Six policiers palestiniens tués lors d’une attaque israélienne contre un commissariat, à l’hôpital al-Shifa de la ville de Gaza, le 14 juillet 2026 [Yousef Zaanoun/Activestills]



Une attaque israélienne menée mardi dans le camp de Jabalia, au nord de Gaza, a coûté la vie au directeur d’un commissariat et à plusieurs agents, alourdissant ainsi le bilan des victimes civiles.

Malgré un « cessez-le-feu » qui dure depuis des mois, Israël continue de mener des raids meurtriers sur l’ensemble du territoire palestinien, invoquant la présence de combattants du Hamas et des « menaces imminentes ».

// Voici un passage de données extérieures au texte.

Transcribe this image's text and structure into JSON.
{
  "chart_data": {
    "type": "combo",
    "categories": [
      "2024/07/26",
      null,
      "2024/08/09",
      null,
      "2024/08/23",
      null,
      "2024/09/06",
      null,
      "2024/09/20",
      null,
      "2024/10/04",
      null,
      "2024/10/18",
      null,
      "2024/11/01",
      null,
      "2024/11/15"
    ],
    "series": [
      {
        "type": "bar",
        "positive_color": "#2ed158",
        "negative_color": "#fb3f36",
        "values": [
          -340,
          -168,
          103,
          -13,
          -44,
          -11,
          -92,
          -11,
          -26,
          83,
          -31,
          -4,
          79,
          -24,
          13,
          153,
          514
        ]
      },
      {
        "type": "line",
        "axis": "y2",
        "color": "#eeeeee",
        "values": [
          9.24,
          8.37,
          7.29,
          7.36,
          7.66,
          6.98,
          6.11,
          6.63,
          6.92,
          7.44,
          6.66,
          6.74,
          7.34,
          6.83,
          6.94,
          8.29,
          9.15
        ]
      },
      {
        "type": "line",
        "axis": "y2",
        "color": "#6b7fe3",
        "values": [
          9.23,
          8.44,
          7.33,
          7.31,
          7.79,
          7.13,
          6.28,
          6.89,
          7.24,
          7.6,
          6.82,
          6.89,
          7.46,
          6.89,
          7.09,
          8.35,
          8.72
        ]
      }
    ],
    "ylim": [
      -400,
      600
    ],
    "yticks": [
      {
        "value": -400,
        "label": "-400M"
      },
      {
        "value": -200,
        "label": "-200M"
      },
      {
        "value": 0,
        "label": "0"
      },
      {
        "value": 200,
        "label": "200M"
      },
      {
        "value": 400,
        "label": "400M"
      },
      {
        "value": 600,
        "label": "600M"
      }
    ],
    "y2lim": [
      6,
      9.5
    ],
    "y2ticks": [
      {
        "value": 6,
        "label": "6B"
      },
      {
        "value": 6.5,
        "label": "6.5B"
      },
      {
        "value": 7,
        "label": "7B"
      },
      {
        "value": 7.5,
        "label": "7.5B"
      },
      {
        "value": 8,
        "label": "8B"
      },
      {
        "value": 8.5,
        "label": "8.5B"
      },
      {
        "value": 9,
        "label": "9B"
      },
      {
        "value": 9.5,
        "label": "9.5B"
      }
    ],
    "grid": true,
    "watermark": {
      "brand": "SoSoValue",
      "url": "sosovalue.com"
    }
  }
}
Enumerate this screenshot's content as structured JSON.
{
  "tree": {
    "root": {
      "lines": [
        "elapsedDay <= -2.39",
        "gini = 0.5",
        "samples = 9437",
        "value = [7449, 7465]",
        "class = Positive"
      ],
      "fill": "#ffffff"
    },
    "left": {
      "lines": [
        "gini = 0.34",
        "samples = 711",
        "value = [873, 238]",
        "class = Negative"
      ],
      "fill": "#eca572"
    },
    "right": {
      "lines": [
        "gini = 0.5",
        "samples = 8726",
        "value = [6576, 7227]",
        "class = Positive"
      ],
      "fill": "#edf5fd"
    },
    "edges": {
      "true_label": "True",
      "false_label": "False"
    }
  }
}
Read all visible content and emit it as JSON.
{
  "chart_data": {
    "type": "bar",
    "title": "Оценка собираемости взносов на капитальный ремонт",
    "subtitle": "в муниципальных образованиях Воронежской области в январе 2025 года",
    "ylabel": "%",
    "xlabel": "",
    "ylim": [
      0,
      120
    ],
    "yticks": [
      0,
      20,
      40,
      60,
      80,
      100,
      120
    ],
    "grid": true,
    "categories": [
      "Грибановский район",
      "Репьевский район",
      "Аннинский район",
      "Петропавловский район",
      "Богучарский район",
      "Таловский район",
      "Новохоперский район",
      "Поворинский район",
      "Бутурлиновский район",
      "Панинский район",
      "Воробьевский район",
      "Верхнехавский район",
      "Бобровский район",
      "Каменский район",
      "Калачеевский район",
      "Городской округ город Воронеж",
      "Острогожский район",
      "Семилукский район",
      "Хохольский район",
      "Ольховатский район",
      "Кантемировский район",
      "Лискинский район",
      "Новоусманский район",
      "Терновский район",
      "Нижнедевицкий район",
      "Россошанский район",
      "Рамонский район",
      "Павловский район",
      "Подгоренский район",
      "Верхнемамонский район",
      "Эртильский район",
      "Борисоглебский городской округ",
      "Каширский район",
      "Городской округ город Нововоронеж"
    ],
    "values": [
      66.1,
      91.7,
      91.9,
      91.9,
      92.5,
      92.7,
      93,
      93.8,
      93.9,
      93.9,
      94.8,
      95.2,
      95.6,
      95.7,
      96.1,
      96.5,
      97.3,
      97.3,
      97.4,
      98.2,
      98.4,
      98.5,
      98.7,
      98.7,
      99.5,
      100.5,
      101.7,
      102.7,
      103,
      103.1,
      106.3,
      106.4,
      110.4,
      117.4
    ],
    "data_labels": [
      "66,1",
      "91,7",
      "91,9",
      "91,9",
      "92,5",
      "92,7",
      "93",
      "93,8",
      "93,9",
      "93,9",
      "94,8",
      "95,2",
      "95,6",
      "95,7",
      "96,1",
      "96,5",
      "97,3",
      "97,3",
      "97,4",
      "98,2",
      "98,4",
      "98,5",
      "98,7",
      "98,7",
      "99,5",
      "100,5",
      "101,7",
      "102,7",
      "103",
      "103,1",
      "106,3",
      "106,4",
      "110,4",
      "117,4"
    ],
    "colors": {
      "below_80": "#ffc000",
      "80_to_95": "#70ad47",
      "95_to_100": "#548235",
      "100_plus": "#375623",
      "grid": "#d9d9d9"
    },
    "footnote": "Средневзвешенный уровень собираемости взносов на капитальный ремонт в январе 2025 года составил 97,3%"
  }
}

Cependant, des analystes politiques et stratégiques avertissent que ces incursions quotidiennes ne sont pas des opérations de sécurité isolées, mais s’inscrivent plutôt dans ce qui semble être une stratégie délibérée visant à tuer des agents des forces de l’ordre, des professionnels de santé, des responsables gouvernementaux et des intellectuels. Ces assassinats, préviennent-ils, pourraient faire dérailler de manière systémique le plan soutenu par les États-Unis pour l’avenir de Gaza après la guerre, paralyser le soi-disant « Conseil de la paix » mis en place par l’administration Trump, et permettre de fait à Israël de maintenir un contrôle indéfini sur un territoire rendu inhabitable.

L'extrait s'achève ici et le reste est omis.